ミゲル様の執務室からペンを取ってこなければならないからだ。 
じゃあとユスラさんに手を振ったその向こうに、普段見ない色を見た気がした。
気のせいかもしれないけれど……。
一瞬だったから、気のせいかもしれないと思いながら俺はユスラさんにそっと耳打ちをした。

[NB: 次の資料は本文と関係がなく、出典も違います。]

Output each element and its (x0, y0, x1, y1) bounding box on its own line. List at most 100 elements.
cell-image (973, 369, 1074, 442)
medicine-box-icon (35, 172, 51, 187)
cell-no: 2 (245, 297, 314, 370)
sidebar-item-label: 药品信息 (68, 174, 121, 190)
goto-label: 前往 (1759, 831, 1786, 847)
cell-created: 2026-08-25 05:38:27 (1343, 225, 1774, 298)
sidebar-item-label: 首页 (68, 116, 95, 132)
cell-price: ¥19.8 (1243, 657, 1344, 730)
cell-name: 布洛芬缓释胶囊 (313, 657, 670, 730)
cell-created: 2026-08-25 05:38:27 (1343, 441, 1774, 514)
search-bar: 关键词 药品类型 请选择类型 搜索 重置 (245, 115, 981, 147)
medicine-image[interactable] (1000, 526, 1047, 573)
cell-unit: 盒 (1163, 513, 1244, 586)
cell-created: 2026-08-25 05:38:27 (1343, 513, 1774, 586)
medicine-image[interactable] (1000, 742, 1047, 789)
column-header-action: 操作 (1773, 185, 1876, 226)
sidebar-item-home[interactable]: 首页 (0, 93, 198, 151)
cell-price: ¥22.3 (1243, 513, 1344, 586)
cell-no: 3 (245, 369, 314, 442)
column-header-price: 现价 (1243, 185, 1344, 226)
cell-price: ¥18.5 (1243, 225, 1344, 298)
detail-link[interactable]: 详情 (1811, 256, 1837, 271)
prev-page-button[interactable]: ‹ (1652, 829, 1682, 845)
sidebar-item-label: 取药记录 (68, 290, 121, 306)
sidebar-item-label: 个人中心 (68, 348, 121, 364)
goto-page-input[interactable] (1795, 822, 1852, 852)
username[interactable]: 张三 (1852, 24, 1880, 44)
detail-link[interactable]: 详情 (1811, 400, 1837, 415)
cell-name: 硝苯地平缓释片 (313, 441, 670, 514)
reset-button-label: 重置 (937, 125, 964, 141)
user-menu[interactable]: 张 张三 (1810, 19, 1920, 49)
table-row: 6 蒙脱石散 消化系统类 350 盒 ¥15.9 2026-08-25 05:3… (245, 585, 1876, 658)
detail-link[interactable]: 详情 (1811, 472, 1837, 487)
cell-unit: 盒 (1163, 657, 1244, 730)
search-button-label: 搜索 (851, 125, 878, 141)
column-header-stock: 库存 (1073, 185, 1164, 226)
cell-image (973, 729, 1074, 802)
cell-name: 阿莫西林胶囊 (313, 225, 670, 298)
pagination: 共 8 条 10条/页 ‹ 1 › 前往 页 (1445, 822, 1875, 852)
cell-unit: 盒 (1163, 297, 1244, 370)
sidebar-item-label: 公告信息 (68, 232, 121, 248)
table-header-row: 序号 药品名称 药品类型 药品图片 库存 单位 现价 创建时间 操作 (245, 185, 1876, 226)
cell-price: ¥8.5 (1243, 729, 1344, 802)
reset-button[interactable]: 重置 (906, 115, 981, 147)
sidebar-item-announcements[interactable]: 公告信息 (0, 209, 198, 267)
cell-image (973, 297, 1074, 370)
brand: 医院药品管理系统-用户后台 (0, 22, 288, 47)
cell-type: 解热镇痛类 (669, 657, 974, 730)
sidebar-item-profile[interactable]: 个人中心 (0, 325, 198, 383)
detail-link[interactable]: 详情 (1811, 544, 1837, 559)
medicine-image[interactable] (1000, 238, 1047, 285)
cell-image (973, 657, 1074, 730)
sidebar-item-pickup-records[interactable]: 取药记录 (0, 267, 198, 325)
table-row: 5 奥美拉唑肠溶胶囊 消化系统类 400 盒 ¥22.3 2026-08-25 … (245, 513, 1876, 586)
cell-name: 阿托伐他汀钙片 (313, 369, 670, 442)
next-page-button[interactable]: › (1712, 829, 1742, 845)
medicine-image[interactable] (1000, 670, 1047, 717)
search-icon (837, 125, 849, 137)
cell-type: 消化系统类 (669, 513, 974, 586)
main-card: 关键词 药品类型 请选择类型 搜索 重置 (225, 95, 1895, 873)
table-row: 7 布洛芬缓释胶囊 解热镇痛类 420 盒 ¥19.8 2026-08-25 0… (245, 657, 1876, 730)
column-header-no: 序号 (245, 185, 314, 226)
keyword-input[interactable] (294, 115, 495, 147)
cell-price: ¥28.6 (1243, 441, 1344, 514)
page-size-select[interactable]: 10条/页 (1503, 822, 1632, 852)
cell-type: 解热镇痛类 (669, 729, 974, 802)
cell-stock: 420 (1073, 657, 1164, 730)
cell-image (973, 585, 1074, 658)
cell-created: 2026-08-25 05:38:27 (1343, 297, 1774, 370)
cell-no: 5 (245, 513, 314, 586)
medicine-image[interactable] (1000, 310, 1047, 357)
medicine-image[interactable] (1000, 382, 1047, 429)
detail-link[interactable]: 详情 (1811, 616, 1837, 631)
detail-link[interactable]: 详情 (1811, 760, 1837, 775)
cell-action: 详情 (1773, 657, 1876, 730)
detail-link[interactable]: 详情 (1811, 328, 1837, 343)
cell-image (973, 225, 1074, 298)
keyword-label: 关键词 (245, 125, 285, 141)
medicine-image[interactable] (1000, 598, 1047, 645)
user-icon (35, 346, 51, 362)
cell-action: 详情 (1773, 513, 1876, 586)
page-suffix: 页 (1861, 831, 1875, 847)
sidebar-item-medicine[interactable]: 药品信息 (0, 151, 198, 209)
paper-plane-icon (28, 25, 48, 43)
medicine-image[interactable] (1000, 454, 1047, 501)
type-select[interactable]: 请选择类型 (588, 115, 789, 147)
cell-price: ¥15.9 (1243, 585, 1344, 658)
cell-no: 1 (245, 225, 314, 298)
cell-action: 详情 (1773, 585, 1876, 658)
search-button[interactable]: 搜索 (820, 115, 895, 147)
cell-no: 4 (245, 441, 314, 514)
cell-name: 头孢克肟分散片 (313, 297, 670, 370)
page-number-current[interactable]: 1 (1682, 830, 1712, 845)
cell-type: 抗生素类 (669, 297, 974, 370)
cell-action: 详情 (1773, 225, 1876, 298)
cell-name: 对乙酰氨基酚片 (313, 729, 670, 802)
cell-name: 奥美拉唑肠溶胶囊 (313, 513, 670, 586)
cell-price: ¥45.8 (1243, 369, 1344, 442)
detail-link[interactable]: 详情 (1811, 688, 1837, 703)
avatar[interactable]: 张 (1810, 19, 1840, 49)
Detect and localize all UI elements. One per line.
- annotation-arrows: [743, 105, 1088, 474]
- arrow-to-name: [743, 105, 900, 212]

「気のせいかもしれませんが白い服が見えましたので、神殿の従者か大神官かも知れません……先程色々とありましたから、ユスラさんは会わないようにお気を付けて……」
頷いたユスラさんは振り返ると、もう一度じゃあと手を振った。
「さて、机の側面」
俺はミゲル様の執務室に入り、執務机の椅子を引くと、足元に引っ掛けるようにして下がっていた。
「あった」
俺は二本のライトを手にして今度は門へ向かう。
しっかりと施錠するのは忘れずに。
その途中、さっきの手伝いをしてくれた二人に会う。
「サハル、終わったのか?」
片方が声を掛けてくれた。
「う……ん?」
「どうした?間に合わないならもっと手伝うぜ?」
「今日の……分は終わったんだけどね……それが無くなっちゃって……」
「は?」
「もしかして、俺達疑われてる?」
二人は顔を見合わせた。
「まさかお前……」
「やってねぇよ!ずっと一緒だったろうが……」
「そりゃそうだ」
なんてやりとりをしている二人を見て、俺はにこりと笑った。
「ミゲル団長から、捜索依頼が出ていて……ただ内々になので。あと、持ち出す可能性が高いから出入りは騎士でも身体検査は絶対に行うのだと……」
「どのくらい無くなったんだ?」
「……全部……です」
「「は!?」」
二度目のは?に、申し訳なくなるが仕方ない。
「マジかよあんなにやったのに……なぁ」
「だな」
「なので、これから少しの間はバタバタするかもしれませんから……ご承知おきください」
そう言うと、俺は頭を下げてから二人から離れた。
二人がやるにはお粗末すぎる。
俺は門へ向かうと、詰所の扉をノックした。